There’s also sharpness to the trademark Woody dialog that has been missing for quite some time. Like all of Allen films, this one is endlessly talky, but there’s some great subversion when certain lines that seem like throw-aways actually pack a punch when given a second thought. When Bardem first attempts to talk Johansson’s character into bed, he says something clichéd about her being hard to please. Quick witted, Johansson replies, “I’m famous for my intolerance.” She says it casually, but it packs a bite as it’s the complete antithesis of her character’s outward desire to be someone who rallies against cultural norms, and she presents herself as someone who is easy-going and tolerant of all.

Allen also displays a keen sense of pacing when he creates tension in his build up to Cruz’s appearance after her character is endlessly talked about but never seen until about half way through the film. When Cruz finally arrives, her moody whirling dervish of a performance is the perfect spice to liven up the soupy proceedings. Her seething, fiery line readings combined with looks that could kill make her the front-runner for Best Supporting Actress at the Oscars.

The baseline archetypal characters are essentially clichéd, but the way in which Allen handles all of their interpersonal relationships is fairly sophisticated and entertaining even when it grows absurd. There is of course that kiss between Scarlett and Penelope but also some moments of Lynchian-lite when Allen photographs the brunette Hall and blonde Johansson similarly to make them seem like they are two sides of the same woman. There’s even more weirdness when die-hard Woody fans realize that in some perverse way Scarlett Johansson’s character is the “Woody” part–as in any film he does not star, there is always one character who represents the part he would’ve played had he been in it. However, film buffs will enjoy some of the nice touches like when Hall and another go to see Hitchcock’s Shadow of a Doubt (one of my all time favorite films) or the repetitive use of a Spanish guitar in the soundtrack whenever Bardem and Hall get together. But then there’s the mostly unnecessary voice-over narration that fills in expository gaps and shows Allen can still be a lazy tactician.

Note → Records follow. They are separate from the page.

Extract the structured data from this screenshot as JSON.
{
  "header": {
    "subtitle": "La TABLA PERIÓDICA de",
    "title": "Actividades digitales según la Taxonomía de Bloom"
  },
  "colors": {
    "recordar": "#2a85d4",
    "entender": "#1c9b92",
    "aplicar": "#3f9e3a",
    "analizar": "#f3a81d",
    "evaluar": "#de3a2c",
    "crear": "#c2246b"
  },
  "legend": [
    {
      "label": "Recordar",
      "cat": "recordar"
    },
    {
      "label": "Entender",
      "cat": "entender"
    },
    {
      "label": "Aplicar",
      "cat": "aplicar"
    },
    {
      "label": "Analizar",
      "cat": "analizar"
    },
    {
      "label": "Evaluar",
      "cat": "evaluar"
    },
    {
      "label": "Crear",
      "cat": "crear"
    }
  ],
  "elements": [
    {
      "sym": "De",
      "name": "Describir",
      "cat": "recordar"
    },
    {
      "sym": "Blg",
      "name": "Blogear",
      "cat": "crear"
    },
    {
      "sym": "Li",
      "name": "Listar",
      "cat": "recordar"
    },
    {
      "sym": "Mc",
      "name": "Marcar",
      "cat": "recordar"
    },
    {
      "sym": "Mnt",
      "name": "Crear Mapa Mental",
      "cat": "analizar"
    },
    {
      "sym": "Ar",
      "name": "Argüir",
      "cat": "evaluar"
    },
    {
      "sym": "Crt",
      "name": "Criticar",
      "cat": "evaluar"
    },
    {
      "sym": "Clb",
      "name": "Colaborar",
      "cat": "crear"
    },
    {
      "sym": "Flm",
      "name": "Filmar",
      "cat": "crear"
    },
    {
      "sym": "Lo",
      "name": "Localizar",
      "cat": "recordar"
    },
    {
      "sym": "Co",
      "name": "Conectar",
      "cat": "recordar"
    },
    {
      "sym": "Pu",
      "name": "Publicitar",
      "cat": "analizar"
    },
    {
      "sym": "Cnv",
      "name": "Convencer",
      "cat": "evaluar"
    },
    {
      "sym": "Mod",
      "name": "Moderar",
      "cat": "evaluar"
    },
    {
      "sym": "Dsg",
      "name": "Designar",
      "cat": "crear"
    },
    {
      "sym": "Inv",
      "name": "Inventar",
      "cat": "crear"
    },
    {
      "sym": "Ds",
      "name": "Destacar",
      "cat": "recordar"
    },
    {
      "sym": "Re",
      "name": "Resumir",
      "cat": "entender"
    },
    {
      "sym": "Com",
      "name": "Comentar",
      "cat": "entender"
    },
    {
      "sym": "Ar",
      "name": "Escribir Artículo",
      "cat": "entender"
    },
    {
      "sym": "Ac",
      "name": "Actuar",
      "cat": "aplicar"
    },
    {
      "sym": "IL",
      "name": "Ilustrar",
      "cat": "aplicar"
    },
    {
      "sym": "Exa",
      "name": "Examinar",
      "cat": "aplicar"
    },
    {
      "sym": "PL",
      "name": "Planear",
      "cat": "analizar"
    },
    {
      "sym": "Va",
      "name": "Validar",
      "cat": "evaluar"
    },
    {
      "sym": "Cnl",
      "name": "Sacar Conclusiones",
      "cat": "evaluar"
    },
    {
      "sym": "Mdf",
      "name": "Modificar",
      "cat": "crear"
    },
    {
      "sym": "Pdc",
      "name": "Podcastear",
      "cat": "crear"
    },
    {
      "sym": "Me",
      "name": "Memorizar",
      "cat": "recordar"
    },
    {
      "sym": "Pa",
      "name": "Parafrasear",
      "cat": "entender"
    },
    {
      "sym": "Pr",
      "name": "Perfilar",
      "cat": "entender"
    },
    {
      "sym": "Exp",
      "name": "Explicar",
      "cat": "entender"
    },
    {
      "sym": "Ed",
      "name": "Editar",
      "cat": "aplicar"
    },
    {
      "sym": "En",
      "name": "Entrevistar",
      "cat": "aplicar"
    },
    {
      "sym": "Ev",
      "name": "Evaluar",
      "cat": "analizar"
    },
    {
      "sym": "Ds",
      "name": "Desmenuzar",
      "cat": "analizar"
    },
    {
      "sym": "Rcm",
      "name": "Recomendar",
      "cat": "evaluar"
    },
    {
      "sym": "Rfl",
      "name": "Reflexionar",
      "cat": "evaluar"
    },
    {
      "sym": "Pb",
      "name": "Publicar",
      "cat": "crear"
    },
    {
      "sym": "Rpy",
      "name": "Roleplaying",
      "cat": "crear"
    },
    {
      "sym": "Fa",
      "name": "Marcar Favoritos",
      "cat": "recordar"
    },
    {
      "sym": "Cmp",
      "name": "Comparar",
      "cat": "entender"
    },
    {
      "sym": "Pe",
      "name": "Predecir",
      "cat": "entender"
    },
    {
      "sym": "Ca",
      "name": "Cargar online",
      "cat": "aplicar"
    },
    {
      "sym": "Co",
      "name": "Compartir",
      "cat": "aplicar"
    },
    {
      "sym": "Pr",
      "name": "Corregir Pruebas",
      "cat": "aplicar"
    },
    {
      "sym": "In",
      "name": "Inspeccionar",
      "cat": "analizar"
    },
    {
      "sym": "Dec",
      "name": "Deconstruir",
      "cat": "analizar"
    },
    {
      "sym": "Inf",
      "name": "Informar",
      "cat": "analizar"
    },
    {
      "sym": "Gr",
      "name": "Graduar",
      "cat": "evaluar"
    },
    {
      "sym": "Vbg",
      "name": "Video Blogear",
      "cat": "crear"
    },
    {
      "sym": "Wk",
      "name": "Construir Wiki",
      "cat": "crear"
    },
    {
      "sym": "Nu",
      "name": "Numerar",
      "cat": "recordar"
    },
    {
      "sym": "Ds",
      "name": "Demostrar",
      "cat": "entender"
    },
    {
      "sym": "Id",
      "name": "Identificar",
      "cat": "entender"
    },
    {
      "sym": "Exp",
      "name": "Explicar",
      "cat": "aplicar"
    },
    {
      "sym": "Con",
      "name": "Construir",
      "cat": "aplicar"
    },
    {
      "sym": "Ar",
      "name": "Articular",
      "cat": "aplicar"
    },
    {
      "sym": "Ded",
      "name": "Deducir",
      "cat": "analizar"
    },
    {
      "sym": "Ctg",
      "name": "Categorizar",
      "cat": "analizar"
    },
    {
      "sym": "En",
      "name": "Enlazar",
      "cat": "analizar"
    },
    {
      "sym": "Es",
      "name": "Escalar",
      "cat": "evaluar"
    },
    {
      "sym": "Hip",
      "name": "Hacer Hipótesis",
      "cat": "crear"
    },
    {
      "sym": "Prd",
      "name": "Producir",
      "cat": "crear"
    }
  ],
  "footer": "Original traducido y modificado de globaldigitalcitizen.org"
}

Woody Allen has always been an acquired taste, even more so in his latter years when he sometimes forgets how to provoke, but his fans should be delighted with this latest European flavored effort. In the end, you’ll feel like Javier Bardem is the luckiest man in the world, Penelope Cruz is operating at the echelon of her appeal, and Rebecca Hall and Scarlett Johansson, well, they’ll always have Barcelona.